1.2 Il grave pregiudizio all’educazione della prole

Altra circostanza che secondo l’art. 151 c.c. legittima la separazione è il verificarsi di fatti che rechino grave pregiudizio all’educazione della prole. Si tratta di una causa di separazione che ha trovato scarsa applicazione nella prassi dei tribunali.

In dottrina taluno ha negato persino che il pregiudizio all’educazione della prole debba considerarsi come autonoma causa e fondamento della separazione personale fra i coniugi: essa rileverebbe, infatti, come manifestazione e come causa dell’intollerabilità della convivenza (7).

Fra le rare pronunce giurisprudenziali si segnala un arresto della Suprema Corte (8) secondo cui il pregiudizio all’educazione della prole si tradurrebbe, oltre che in una violazione degli obblighi del genitore nei confronti del figlio, anche in una violazione dell’obbligo di concordare con l’altro coniuge l’indirizzo della vita familiare.

Va segnalato, per inciso, che situazioni pregiudizievoli all’educazione della prole che dovessero emergere nell’ambito di un procedimento per la separazione dei coniugi portano all’assunzione, da parte del tribunale, di provvedimenti a tutela dei minori.
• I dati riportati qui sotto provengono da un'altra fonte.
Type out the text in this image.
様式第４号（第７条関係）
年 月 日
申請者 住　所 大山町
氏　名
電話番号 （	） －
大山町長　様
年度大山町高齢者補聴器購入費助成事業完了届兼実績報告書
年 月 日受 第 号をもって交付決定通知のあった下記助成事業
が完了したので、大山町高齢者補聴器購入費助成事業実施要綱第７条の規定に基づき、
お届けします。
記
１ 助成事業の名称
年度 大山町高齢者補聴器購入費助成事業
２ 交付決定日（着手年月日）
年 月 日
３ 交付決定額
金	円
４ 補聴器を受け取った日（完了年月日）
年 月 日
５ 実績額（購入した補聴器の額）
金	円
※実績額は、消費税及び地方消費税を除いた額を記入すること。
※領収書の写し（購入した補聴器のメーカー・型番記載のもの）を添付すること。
Anche i provvedimenti più gravi, quali la sospensione e la decadenza dalla responsabilità genitoriale potranno essere pronunciati dal giudice della separazione (o del divorzio) se il relativo procedimento viene azionato prima che si attivi la competenza del tribunale per i minorenni secondo la formulazione dell’art. 38 delle disposizioni di attuazione al codice civile successiva alla novella del 2012.

(1) Cass. civ. 3 febbraio 1990, n. 740.

(2) Cass. civ. 4 aprile 1997, n. 2944.

(3) Rispettivamente sulle due scelte: Cass. civ. 17 gennaio 1996, n. 364 e Cass. civ. 21 luglio 2000, n. 9582.

(4) C. Grassetti, in Commentario di diritto di famiglia, Cedam, Padova, 1992 a cura di Cian, Oppo, Trabucchi, pag. 682.

(5) M. Sesta, Manuale di diritto di famiglia, Cedam, Padova, 2021, pag. 166.

(6) Cass. civ. 5 agosto 2020, n. 16698; Cass. civ. 15 ottobre 2019, n. 26084; Cass. civ. 29 aprile 2015, n. 8713.Su questo tema e sul fondamento della prassi giurisprudenziale si veda L. Lenti, Diritto della famiglia, Giuffrè, 2021, pag. 690.

(7) A. e M. Finocchiaro, Diritto di famiglia, Giuffrè, Milano, 1984, pag. 492.

(8) Cass. civ. 2 settembre 2005, n. 17710.